Si comincia vendicando la figlia uccisa, si intuisce (visto il montaggio ellittico e centrifugo che torna su alcuni fatti, ma ci lascia all'oscuro su altri) che il rapporto con la moglie è stato distrutto da quella tragedia, il lavoro d'ufficio, la città alienante (presi a metafora della società giapponese) lo attanagliano, cerca una via di fuga. Quando incontrerà un suo vecchio amico diventerà un piccolissimo yakuza di una piccolissma gang, e sarà messo a timbrare documenti.
Dell'ironia così forte e continua non l'avevo mai vista in K. Kurosawa, si anche Doppleganger era fortemente ironico, tuttavia mi sembra che qui la concentrazione e la diffusione dell'ironia sia maggiore e l'ho trovata anche più divertente.
E' difficile che ci si avvicini (fra il livido della fotografia e l'austerità del profilmico) alla faccia degli attori, Kurosawa è noto per i suoi campi lunghi, per i totali, qui oltre a quelli (che non mancheranno di soddisfare gli estimatori del regista) vi è anche una forte concentrazione di carrelli laterali usati anche con risvolti comici (una sorta di Sketch con il protagonista che cammina, la macchina di un boss e la macchina da presa che li accompagna, mantenendosi paralleli fra loro).
Ma sotto l'apperente vacuità narrativa e il commento ironico c'è una forte carica drammatica data dall'incipit, ma sarebbe meglio parlare di antefatto. Il protagonista è schiacciato fra il dolore per quello che è successo a sua figlia e l'inutilità e la sciatteria della "carriera" yakuza che ha intrapreso (forse per annegare le sue sofferenze? forse vuole una rivalsa?).
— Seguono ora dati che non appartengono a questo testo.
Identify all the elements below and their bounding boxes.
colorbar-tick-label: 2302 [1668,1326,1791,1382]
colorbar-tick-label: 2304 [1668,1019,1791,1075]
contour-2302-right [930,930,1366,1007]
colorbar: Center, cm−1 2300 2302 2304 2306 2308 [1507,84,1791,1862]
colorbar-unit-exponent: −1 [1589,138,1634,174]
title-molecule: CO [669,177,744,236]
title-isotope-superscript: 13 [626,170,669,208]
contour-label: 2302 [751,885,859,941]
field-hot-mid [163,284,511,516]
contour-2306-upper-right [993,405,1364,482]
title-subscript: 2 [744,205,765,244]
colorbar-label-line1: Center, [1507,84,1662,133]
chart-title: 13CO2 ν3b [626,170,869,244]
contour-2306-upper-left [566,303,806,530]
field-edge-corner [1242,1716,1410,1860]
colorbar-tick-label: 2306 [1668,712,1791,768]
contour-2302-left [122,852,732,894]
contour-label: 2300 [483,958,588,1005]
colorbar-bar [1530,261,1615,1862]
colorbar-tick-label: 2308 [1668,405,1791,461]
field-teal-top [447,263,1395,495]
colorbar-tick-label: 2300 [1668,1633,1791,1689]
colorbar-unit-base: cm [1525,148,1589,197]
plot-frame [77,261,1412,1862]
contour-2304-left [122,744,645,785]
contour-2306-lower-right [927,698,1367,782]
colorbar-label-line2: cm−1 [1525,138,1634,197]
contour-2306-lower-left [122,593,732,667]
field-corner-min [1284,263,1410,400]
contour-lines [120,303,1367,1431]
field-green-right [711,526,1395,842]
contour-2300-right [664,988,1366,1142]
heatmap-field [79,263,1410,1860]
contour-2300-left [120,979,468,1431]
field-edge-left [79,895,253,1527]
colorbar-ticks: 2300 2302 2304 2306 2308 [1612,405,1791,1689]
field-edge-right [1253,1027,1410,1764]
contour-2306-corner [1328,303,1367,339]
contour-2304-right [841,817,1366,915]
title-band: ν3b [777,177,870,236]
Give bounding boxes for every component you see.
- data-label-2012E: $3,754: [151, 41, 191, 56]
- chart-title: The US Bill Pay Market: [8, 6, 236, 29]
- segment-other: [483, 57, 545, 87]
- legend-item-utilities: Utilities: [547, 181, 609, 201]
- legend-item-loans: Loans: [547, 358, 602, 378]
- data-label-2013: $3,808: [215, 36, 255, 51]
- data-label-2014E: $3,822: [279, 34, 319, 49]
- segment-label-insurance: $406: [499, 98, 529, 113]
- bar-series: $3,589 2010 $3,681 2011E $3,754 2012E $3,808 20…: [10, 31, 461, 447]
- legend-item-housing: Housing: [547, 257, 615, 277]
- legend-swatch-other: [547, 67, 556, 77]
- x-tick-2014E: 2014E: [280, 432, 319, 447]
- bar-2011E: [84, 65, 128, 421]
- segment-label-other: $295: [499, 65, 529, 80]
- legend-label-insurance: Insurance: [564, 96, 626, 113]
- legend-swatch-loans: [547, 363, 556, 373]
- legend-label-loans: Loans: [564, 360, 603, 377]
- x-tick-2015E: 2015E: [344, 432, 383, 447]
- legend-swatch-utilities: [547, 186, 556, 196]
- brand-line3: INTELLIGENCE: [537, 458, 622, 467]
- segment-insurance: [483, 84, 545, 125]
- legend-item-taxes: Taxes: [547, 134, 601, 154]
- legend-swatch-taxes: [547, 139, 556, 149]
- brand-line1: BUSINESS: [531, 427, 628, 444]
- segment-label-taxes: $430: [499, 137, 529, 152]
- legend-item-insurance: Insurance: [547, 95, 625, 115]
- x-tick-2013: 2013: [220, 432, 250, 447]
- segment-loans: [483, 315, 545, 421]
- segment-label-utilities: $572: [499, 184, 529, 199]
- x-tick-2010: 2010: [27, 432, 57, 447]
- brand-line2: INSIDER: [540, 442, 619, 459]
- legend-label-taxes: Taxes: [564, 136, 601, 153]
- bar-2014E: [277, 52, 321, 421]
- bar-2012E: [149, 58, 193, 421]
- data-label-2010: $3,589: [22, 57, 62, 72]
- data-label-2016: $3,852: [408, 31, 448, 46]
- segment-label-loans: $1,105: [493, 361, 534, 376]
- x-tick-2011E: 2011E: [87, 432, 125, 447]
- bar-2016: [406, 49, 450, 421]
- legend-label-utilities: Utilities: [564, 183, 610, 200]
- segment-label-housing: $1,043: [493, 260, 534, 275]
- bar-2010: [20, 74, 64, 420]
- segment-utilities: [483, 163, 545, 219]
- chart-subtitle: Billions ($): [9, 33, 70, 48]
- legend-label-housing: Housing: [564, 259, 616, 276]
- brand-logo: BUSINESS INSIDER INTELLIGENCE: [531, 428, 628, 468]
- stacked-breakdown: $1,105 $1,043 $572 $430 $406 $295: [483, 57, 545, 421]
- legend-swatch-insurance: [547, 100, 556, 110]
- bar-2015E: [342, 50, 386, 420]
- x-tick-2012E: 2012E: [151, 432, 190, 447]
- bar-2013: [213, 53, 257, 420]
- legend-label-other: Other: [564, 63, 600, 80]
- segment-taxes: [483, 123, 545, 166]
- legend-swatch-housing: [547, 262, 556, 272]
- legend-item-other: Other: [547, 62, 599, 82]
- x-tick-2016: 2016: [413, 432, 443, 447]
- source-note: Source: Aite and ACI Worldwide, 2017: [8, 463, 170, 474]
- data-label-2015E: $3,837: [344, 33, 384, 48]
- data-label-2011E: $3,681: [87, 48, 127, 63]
Il conflitto (interno al film più che al protagonista) investe con le sue conseguenze drammatiche tutte le successive sequenze; nonostante una narrazione ci sia, sia comprensibile e sia in più punti anche forte, K. utilizza il campo e lo spazio in modo straniante, per far e sentire a noi la portata del dramma e per poter fare lui un'ironia spietata e amara.